John Mylne of Perth (c. 1585 – 1657) was a Scottish master mason who served as Master Mason to the Crown of Scotland. He was born in Perth, the son of John Mylne, also a master mason, and Helen Kenneries.

He married Isobel Wilson in 1610 and had two sons, John and Alexander, both of whom followed him into the building profession, and a daughter, Barbara, who was later accused of witchcraft in Edinburgh.

He learned his craft through assisting his father on his Tay Bridge construction project at Perth. In 1616 he was invited to Edinburgh to work on a statue of James VI for the Netherbow Port, or city gate, after the previous mason, Frenchman Benjamin Lambert, had died before completing the commission.
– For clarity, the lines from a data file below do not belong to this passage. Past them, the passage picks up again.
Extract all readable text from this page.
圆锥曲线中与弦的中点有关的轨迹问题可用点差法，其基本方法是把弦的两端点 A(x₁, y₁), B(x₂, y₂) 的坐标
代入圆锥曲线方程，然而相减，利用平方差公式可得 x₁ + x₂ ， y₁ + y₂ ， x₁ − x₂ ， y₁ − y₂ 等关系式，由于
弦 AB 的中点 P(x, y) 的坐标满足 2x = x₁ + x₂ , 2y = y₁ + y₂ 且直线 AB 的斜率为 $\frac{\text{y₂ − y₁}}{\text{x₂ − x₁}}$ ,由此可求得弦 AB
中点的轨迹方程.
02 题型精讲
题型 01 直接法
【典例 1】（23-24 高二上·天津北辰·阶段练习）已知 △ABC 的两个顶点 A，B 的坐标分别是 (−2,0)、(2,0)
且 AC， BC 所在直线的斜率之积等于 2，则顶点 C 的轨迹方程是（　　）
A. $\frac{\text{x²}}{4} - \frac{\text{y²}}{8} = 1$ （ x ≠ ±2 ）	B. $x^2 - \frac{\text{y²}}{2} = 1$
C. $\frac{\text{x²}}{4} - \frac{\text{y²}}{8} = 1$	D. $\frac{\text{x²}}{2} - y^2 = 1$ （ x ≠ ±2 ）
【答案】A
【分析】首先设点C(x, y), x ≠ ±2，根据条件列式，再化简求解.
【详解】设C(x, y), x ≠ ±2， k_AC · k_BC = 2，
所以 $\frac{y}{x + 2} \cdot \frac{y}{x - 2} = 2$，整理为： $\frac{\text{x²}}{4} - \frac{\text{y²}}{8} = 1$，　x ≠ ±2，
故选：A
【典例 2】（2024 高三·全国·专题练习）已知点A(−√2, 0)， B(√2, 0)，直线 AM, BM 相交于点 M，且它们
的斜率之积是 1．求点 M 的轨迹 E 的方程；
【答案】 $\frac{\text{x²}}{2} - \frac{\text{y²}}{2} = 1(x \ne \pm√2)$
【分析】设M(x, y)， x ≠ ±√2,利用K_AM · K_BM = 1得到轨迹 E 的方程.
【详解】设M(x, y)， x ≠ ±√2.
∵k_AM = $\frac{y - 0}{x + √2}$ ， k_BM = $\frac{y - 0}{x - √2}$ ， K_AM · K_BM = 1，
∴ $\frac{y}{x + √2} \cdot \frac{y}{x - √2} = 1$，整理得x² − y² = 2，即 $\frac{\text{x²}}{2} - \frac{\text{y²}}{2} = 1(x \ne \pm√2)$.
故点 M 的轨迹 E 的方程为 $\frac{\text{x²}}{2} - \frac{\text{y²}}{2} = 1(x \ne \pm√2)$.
Mylne also rebuilt the mercat cross in the High Street, and was made a burgess of Edinburgh in June 1617. In 1620 he was contracted to build a new church at Falkland in Fife for David Murray, Lord Scone. The contract stipulated that the church was to be built precisely to Lord Scone's specifications, and left Mylne little room for architectural input. Between 1622 and 1629 he built the tolbooth steeple in Aberdeen, and was rewarded by being made a burgess of that royal burgh in May 1622. In 1627 he was further made a burgess of Dundee in right of his father. Following this he carried out alterations to Drummond House for David Drummond, Earl of Perth, which included the sundial in the grounds.

On the death of William Wallace in 1631, Mylne was appointed Master Mason to the Crown, and returned to Edinburgh. His first royal commission came shortly before this, in 1629, when he was tasked with the construction of a large pond at the palace of Holyroodhouse. With the assistance of his two sons, he also erected a large polyhedral sundial at Holyrood for Charles I, on the occasion of his Scottish coronation in 1633. The sundial, which bears numerous Stuart emblems, is the earliest surviving polyhedral example in the country. Mylne was paid £408 15s 6d (Scots) for the work. He held his royal post for five years, before resigning it in favour of his eldest son John in 1636, when he left Edinburgh.

In 1643 Mylne was made a burgess of Kirkcaldy, following his work to repair and enlarge the parish kirk. Over the following years he was engaged on several public works in Dundee, including the church steeple, tolbooth, and the royal burgh's fortifications.

Mylne was also a prominent Freemason, a member of the Lodge of Edinburgh from 1633, and Master of the Lodge of Scone from 1621 to 1627.

He is buried against the southern wall of Greyfriars Burial Ground in Perth, close to the southern pedestrian gate. The stone was erected by Robert Mylne and has been restored many times.